A 2x4 configuration on the bottom edge would have created an unsolvable puzzle. It would either leave a disconnected 4x1 empty space on the row or force the Pink 4 into a shape that doesn't fit its area. The 8x1 strip was the only shape that satisfied both the area requirement and the geometric constraint of filling the entire bottom edge, a critical deduction that comes with practice.
How was the area of the unnumbered Orange block in the corner determined to be 6?

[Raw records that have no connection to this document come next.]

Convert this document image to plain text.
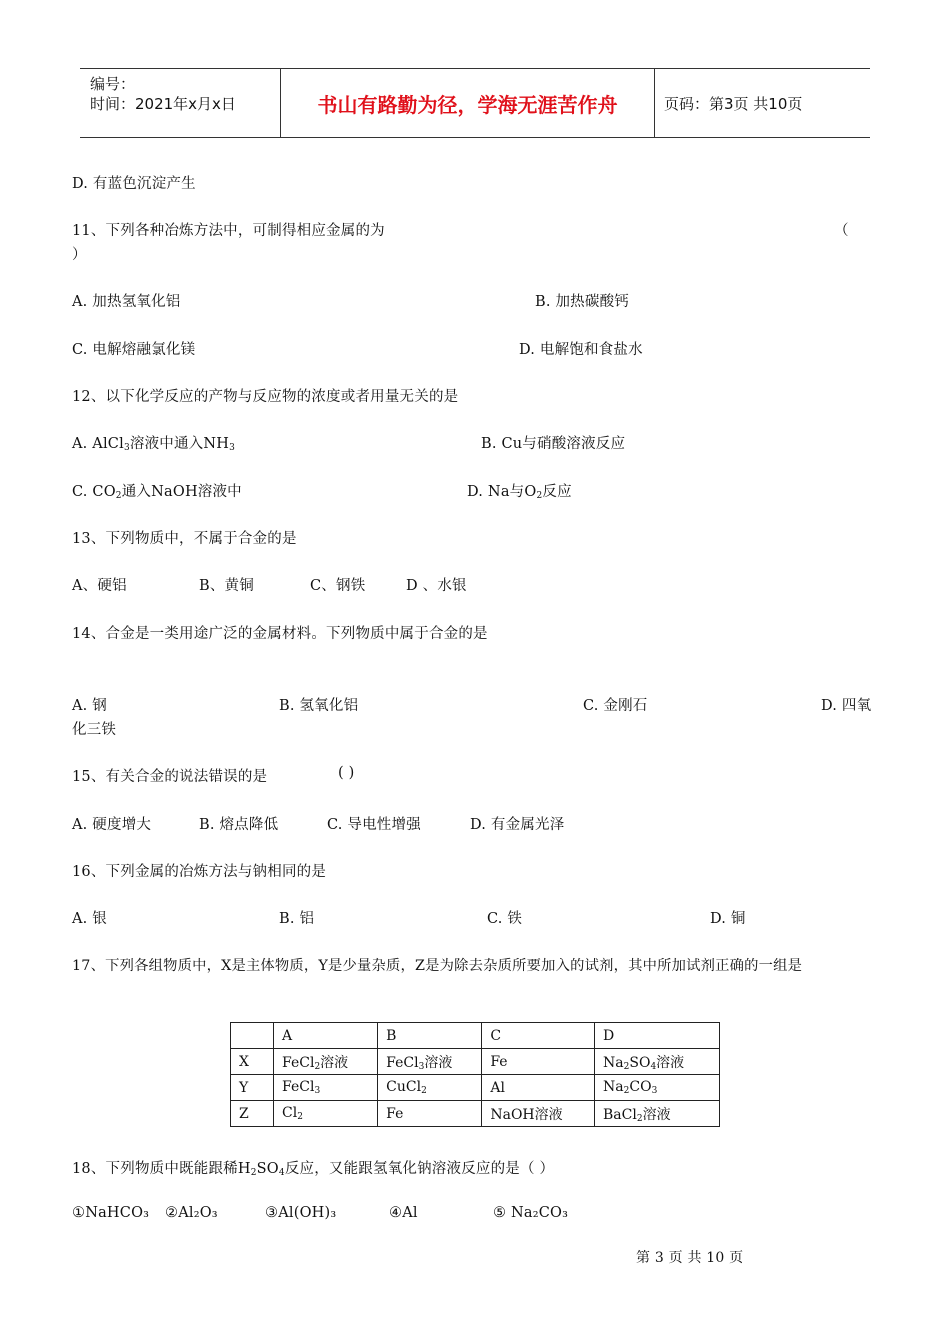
编号：
时间：2021年x月x日	书山有路勤为径，学海无涯苦作舟	页码：第3页 共10页
D. 有蓝色沉淀产生
11、下列各种冶炼方法中，可制得相应金属的为	（
）
A. 加热氢氧化铝	B. 加热碳酸钙
C. 电解熔融氯化镁	D. 电解饱和食盐水
12、以下化学反应的产物与反应物的浓度或者用量无关的是
A. AlCl$_3$溶液中通入$NH_3$	B. Cu与硝酸溶液反应
C. $CO_2$通入NaOH溶液中	D. Na与$O_2$反应
13、下列物质中，不属于合金的是
A、硬铝	B、黄铜	C、钢铁	D 、水银
14、合金是一类用途广泛的金属材料。下列物质中属于合金的是
A. 钢	B. 氢氧化铝	C. 金刚石	D. 四氧
化三铁
15、有关合金的说法错误的是	( )
A. 硬度增大	B. 熔点降低	C. 导电性增强	D. 有金属光泽
16、下列金属的冶炼方法与钠相同的是
A. 银	B. 铝	C. 铁	D. 铜
17、下列各组物质中，X是主体物质，Y是少量杂质，Z是为除去杂质所要加入的试剂，其中所加试剂正确的一组是
	A	B	C	D
X	FeCl$_2$溶液	FeCl$_3$溶液	Fe	$Na_2SO_4$溶液
Y	FeCl$_3$	CuCl$_2$	Al	$Na_2CO_3$
Z	$Cl_2$	Fe	NaOH溶液	BaCl$_2$溶液
18、下列物质中既能跟稀$H_2SO_4$反应，又能跟氢氧化钠溶液反应的是（ ）
①NaHCO₃ ②Al₂O₃	③Al(OH)₃	④Al	⑤ Na₂CO₃
第 3 页 共 10 页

The area of the Orange block wasn't known at the start; it was discovered through elimination. After placing the central pieces (Light Purple 2, Green 4) and deducing the shapes below it (Light Blue 6, Dark Blue 6), the Orange block was confined to the only remaining empty space in the top-left corner. That space was a 2x3 rectangle, thus defining its shape and area as 6.
I tried to make the Yellow 10 a 5x2 horizontal rectangle. Why was that incorrect?
A 5x2 horizontal orientation for the Yellow 10 would have crashed into the space needed for the Red 8 and Dark Green patches. More importantly, it would have left a 1x5 vertical sliver on the far-right edge of the grid that no other piece could fill. The puzzle's logic forced the Yellow 10 into its 2x5 vertical shape to perfectly hug the right wall and align with its neighbors.